Structural research will give basis for a deeper analysis of metabolic processes taking place at the junction of the mother’s and child’s organisms, and particularly for the assessment of intrauterine nutrition. Combination of the structural research with the assessment of, for example, maternal-placental-fetal metabolism in mothers who gave birth to IUGR babies will allow for a better understanding of the still very unclear issues related to metabolism at the junction of the organisms of the mother and child, and especially those concerning the relation between fatty acids, carbohydrates, proteins, active peptides etc.

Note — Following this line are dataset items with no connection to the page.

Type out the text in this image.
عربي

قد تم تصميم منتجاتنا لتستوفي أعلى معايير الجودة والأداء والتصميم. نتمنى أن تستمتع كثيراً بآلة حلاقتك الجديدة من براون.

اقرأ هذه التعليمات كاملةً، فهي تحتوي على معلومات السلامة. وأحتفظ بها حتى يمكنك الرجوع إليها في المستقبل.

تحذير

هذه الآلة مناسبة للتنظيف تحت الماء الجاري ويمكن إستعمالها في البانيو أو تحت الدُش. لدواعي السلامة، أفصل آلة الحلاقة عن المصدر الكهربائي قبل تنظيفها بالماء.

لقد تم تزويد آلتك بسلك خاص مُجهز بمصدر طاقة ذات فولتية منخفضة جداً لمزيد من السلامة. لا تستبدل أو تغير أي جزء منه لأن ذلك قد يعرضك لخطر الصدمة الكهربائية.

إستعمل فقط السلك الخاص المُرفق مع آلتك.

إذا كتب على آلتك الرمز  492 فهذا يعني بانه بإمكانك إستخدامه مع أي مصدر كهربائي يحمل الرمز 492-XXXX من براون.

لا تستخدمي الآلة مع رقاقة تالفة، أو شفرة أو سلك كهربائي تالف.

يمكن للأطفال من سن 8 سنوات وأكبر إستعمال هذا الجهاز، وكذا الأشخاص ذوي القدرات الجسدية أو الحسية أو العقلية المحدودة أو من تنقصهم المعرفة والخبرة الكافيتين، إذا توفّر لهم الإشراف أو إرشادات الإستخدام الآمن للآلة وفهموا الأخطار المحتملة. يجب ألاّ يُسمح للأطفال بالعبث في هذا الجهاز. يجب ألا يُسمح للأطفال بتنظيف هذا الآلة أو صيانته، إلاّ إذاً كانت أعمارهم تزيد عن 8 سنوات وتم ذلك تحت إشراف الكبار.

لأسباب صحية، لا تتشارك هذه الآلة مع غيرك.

The result of this study will be used in further research on maternal-placental-fetal metabolism to, for example, provide a comprehensive explanation of the phenomenon known as “Biomagnification” or to answer the questions of whether the changes of molecular structure observed in the FTIR and FTR spectra point to the efficiency of fatty acid transport through placenta membranes and explain how the disorders in maternal-placental-fetal metabolism affect the later process of milk biosynthesis modifying its composition compared to the composition of the milk of mothers who gave birth to AGA children. Subjects participating in the study were women with varying degrees of pregnancy pathology, such as SGA, LGA, IUGR, and IUGR-G. To examine the above issues in more detail, research should be extended to include fetal hypotrophy, varying degrees of prematurity, and other common pathologies.

Conclusions

Changes in the molecular structure observed in the FTR spectra in this study may be a spectroscopic image of placenta functions that is an indicator of efficiency of transport controlled by syncytiotrophoblast in the course of various pathologies. They also document a complex goal of our research that is finding spectroscopic biomarkers of regular and pathological placental tissue.